The building is located in the historic center of Narni and is the final destination of the suggestive tour of the underground complex of Narni Sotterranea.

Erected in the 12th century on a Byzantine building, the cathedral was consecrated by Pope Eugene III. In 1304, it was assigned to the Dominican friars and included in a larger convent complex.

Before becoming the current municipal auditorium that hosts concerts, exhibitions, and theatrical performances every year, it experienced various ups and downs. It suffered the Sack of the Lansquenets, was used as a barracks by Napoleonic troops, was requisitioned in 1867 by the Italian State which definitively deconsecrated it, and finally became a warehouse and garage during World War II.

After a long period of abandonment, thanks to restoration works started in the 1970s, the structure was transformed into an art gallery and later became the current Bortolotti Auditorium.

The exterior

The majestic building features a tall bell tower and a basilica-style facade with a heterogeneous appearance, a result of the many transformations it has undergone over the centuries. The splendid entrance portal, dated to the Romanesque period, has a richly decorated marble frame, including bas-reliefs depicting male busts, the twelve apostles, surrounded by vegetal scrolls.

The large window, placed on the facade instead of a mosaic-decorated trifora, dates back to the 16th-17th centuries. Traces of the latter, typical of Narnian architecture, are still visible above the portal. Below the window is a long transverse frame with masks serving as caryatids. Above the frame, at its extremities, two lions have been placed in the wall as decoration, a motif also present in other buildings in the city. An example is the stone lion kept in the courtyard of the municipal palace, found around 1930 and probably dating back to the Roman era. The same animal, symbol of courage and vigilance, forms the body of the griffin, the emblem of the city.

The interior

The interior of the former church is divided by pillars into three naves with side chapels, the latter built in the 15th century and belonging to some of Narni’s most notable families, including the Gattamelata and the Arca.

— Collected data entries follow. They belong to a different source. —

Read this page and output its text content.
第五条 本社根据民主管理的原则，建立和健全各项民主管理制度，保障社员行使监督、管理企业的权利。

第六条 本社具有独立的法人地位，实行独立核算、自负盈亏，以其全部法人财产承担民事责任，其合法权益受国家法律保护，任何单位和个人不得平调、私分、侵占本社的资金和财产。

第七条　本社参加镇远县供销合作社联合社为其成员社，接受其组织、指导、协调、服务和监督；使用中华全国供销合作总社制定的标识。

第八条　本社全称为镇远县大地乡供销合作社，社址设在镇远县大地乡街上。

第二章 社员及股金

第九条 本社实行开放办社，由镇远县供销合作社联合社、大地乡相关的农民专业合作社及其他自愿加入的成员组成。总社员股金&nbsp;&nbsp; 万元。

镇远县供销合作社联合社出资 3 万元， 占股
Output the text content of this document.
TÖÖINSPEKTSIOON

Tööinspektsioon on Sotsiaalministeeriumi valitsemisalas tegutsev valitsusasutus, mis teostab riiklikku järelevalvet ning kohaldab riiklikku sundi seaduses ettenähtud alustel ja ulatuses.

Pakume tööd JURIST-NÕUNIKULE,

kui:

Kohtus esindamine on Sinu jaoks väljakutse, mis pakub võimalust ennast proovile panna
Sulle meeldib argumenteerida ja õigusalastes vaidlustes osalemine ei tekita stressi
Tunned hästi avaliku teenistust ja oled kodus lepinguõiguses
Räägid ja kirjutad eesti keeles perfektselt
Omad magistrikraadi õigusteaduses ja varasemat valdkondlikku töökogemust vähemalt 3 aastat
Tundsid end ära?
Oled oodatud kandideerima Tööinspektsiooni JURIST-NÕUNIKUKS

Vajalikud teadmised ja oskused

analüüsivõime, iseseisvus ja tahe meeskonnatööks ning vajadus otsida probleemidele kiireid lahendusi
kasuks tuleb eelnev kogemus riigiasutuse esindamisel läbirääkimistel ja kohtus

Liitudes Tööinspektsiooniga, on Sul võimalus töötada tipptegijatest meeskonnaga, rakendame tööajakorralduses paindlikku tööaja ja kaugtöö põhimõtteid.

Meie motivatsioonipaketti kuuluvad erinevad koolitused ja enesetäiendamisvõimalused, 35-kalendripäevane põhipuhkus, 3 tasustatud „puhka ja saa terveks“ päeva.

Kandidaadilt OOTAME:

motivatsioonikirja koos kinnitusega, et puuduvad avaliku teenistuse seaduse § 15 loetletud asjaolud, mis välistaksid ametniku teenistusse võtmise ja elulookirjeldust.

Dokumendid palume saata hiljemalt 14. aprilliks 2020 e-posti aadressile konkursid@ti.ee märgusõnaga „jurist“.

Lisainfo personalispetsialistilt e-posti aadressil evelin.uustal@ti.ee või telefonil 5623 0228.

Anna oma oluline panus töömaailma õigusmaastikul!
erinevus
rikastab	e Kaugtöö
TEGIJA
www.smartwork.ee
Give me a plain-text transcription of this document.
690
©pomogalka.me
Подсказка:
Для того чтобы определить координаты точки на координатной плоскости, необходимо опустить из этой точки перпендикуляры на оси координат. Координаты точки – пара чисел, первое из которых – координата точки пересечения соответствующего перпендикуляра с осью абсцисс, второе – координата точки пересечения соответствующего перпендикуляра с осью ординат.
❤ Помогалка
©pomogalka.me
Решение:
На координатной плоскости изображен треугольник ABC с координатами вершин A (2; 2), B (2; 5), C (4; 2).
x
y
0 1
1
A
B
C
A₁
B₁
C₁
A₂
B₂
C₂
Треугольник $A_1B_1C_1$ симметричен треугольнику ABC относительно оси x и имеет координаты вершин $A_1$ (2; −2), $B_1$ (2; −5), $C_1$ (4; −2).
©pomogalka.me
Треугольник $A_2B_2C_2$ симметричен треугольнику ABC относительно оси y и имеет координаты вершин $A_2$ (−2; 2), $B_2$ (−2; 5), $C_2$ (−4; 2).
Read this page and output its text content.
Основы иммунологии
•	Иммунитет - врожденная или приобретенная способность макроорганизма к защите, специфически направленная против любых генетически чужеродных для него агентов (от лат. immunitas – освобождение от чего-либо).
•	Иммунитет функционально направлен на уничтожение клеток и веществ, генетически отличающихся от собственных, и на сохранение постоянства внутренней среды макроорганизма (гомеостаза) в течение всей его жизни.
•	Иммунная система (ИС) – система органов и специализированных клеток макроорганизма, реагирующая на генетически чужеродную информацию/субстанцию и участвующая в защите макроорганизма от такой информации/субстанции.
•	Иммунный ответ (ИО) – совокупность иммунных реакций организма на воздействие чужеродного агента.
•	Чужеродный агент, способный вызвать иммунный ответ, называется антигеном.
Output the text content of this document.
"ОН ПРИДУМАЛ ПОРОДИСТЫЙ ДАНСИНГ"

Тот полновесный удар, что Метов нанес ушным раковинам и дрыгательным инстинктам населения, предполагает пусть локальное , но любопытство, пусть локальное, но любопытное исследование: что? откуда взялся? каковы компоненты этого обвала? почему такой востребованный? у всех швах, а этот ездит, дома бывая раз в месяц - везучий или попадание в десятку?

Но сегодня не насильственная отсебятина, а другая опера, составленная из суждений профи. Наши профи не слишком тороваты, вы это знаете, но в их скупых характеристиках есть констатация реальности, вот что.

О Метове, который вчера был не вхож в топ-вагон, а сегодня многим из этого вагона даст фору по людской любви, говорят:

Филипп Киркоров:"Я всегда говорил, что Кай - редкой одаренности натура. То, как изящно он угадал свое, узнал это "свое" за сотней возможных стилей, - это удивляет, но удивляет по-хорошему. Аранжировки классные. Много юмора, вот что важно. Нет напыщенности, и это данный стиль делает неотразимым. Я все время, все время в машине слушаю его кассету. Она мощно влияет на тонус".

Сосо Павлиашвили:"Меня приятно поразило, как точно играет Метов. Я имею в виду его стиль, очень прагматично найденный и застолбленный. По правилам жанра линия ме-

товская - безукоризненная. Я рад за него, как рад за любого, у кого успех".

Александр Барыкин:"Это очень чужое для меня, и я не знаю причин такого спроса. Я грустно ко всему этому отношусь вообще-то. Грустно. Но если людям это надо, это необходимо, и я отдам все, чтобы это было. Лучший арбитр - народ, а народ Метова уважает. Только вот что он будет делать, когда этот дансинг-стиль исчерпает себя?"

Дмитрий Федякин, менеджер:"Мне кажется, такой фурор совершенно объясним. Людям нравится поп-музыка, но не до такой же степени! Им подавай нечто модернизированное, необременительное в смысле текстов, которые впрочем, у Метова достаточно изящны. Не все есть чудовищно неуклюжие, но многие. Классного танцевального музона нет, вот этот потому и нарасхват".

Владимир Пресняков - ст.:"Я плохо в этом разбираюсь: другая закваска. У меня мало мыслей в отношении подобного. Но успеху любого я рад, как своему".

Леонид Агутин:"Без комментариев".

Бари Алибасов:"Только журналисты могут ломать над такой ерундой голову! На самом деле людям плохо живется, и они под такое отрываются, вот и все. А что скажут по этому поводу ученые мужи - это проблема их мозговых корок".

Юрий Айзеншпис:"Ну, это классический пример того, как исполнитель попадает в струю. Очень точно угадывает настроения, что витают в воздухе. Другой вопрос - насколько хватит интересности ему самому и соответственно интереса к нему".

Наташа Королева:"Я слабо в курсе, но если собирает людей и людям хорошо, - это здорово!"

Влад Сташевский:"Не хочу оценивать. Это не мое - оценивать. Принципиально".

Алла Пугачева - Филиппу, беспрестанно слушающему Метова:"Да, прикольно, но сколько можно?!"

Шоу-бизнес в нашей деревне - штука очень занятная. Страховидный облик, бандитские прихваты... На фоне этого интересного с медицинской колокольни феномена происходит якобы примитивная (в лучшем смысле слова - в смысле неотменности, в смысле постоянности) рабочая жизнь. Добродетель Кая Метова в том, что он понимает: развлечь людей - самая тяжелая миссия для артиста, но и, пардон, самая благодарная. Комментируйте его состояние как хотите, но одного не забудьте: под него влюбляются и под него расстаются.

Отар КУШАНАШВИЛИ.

A fine carved marble tabernacle is placed at the last left pillar, possibly a work of the school of Agostino di Duccio.

The walls feature frescoes dating from different periods, from the 13th to the late 16th century, including a significant depiction of Saint George on the counter-facade. The works are attributed to the Master of the Dormitio, including a Crucifixion and decorations with Saints, as well as a fresco with Madonna between Saints Dominic and Thomas, from the late 15th century and attributed to Pier Matteo d’Amelia or his school.

The church also housed a fine Annunciation by Benozzo Gozzoli, which can now be admired in the Pinacoteca of Palazzo Eroli.

Recent excavations have uncovered the remains of the ancient Romanesque apse, located at the end of the central nave, and the crypt, both dating back to the 12th century. The excavations have also brought to light a significant portion of the 6th-century Byzantine mosaic floor.